Mit dem Instrument der bereits 1931 erhobenen und ab 1933 wesentlich verschärften Reichsfluchtsteuer gelang es der nationalsozialistischen Finanzverwaltung, bis Kriegsende etwa 941 Millionen Reichsmark, mehr als 90 Prozent davon von Juden und politisch verfolgten Emigranten, einzuziehen.

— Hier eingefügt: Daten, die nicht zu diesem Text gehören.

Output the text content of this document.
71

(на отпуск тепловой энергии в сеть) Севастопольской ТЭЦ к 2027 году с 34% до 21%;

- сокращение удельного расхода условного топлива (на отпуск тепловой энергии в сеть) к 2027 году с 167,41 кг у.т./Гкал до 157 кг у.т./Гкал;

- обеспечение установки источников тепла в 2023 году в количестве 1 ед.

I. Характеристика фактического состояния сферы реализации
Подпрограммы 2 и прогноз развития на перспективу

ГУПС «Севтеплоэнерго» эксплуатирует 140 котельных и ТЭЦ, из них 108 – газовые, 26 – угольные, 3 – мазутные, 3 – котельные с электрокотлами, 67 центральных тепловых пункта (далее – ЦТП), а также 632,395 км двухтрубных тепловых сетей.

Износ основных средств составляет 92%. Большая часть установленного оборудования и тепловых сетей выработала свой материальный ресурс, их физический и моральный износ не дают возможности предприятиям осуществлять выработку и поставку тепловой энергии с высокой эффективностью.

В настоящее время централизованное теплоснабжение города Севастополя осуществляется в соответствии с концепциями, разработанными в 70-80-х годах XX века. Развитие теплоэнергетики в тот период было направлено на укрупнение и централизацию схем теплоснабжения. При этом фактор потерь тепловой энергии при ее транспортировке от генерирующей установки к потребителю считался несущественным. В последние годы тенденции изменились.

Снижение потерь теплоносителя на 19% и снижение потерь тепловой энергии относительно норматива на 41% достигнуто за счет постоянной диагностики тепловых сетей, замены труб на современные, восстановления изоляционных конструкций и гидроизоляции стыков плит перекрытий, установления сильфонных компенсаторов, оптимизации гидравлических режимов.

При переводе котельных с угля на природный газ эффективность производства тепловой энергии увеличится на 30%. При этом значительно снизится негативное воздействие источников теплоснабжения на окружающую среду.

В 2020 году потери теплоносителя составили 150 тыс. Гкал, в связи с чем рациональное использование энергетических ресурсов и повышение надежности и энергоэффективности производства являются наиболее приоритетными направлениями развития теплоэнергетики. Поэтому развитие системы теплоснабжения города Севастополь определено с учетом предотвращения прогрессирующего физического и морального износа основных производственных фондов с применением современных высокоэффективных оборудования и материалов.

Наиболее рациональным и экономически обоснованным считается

Ein weiteres Mittel, sich mit "legalen, gesetzgeberischen Mitteln" des jüdischen Vermögens zu bemächtigen, war die 1938 beschlossene "Judenvermögensabgabe". Hier verlangte der Staat von den Juden eine "Sühneleistung" von 1 Milliarde Reichsmark.
Wer das Land "freiwillig" oder durch Deportation verließ, verlor die deutsche Staatsbürgerschaft und damit sein gesamtes Vermögen., sofern es nicht unter Abschlägen von bis zu 96 % vorher ins Ausland transferiert werden konnte.
Andrea Kampen vom Finanzamt Nordenham befasst sich seit über zehn Jahren mit der nationalsozialistischen Steuerverwaltung und präsentierte ihre auf umfangreichen Recherchen beruhende Ausstellung im Jahre 2019 auch in Verden.